The probability (the area that you shaded) = 0.6915 or 69.15%. On the table, the left-hand margin lists the unit’s place and the tenth’s place of the z-score. The top margin shows the hundredth’s place of the z-score (and also has 0 in the tenth’s place). So, \(P(z ≤ 0.50) = 0.6915.\)
The solution to this problem is often written \(P(\bar{x} < 5) = P(z ≤ 0.50) = 0.6915\) to show the data value from the original distribution. The question asked “less than”, but there is no difference between “less than” and “less than or equal to” because the “equal to” part is a single line of area which can’t really be measured (even with Calculus!).
10.3.2 Using R
We can also use pnorm() in R to find the areas under the Normal distribution. To solve for the proportion of American men who are less than 70.25 inches tall:
#Recall that we found the associated z-score to be z = 0.5:
pnorm(0.5)## [1] 0.6915
#We can also be lazy, and skip solving for the z-score altogether by specifying the mean= and sd= parameters.

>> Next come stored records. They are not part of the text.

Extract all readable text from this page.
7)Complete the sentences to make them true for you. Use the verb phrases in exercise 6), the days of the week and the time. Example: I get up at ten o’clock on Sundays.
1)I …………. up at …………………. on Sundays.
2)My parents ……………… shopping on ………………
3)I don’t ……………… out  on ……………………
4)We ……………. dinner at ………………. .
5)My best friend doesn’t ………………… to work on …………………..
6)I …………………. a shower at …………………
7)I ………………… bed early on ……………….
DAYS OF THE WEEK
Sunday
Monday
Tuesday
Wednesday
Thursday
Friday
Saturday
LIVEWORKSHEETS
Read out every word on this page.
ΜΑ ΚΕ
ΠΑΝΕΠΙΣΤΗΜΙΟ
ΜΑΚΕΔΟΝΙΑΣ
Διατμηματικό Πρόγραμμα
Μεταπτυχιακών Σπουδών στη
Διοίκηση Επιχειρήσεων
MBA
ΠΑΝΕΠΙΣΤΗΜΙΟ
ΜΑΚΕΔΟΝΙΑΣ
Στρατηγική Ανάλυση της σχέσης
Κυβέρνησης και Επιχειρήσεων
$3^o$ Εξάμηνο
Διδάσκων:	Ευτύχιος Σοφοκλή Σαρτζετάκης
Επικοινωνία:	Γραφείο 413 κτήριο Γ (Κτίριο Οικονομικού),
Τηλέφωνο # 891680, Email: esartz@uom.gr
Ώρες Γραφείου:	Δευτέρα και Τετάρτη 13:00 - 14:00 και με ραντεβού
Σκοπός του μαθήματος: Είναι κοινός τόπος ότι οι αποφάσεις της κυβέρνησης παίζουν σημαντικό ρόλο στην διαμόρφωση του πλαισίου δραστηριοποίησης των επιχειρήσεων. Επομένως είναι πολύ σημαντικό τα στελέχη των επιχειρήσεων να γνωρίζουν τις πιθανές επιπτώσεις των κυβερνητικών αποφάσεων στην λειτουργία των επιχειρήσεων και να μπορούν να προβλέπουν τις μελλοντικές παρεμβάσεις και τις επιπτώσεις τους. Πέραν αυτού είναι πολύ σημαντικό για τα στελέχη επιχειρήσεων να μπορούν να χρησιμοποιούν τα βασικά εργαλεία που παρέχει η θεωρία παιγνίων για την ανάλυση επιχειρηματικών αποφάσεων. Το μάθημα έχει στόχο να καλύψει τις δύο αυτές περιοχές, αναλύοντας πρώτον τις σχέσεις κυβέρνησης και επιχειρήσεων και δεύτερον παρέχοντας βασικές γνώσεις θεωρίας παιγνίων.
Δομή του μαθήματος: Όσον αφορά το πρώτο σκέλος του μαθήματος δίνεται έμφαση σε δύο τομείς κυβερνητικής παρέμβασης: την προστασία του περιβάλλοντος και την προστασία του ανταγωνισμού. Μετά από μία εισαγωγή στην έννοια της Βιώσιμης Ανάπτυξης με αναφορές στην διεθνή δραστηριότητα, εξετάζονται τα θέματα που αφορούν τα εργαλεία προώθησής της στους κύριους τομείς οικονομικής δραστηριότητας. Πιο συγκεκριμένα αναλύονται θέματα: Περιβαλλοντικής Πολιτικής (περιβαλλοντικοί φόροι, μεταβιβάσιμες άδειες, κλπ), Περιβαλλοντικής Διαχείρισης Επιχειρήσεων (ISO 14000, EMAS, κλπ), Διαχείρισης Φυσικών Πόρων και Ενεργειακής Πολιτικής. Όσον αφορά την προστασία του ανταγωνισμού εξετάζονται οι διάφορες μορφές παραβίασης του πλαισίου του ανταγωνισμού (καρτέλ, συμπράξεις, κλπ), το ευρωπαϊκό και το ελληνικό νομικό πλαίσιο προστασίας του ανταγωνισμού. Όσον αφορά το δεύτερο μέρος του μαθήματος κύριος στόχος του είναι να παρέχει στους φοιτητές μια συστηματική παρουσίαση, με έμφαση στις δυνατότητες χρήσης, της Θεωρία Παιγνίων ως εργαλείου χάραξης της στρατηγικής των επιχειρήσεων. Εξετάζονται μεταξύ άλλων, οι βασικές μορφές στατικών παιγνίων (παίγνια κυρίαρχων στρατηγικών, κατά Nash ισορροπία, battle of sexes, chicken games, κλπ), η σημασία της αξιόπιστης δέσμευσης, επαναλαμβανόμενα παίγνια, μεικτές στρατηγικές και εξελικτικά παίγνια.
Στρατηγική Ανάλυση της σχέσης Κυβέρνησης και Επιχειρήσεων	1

pnorm(70.25, mean=69, sd=2.5)## [1] 0.6915Notice that all the methods we’ve covered assume that the area is always to the left of \(z\). If you want to find the area to the right of \(z\), or \(P(X≥z)\), then you need to do \(1- P(z≥X)\).
10.4 Solving for \(z\) given a probability
We found the probabilities given the z-score—but we sometimes need the reverse.
To do this, we use the qnorm() function in R (Q stands for quantile, another word for percentile—see the connection?). qnorm() finds the z-score for which the area to the left equals the given value. You are answering the question \(P(X < z)= \text{Given Area}\) where you are finding little z.
For example, what is the highest z-score for heights of adult men that will mark where the bottom 25%? What you are looking for is the bottom 25% of the shaded area, which is represented by \(P(X< z) =0.25\).
Now that we know that the z-score associated with the left 0.25 of the curve is \(z=-0.6744\), that means \(P(X<-0.6744)=0.25\).
Since we used \(\mu = 0\) and \(\sigma = 1\), the value given is a z-score. We can then work backwards and discover that: \[-0.6744=\frac{x-69}{2.5}\] \[-1.686=x-69\] \[ x= 67.314\]
This means any adult man shorter than 67.314 inches falls in the bottom 25% of adult men’s heights.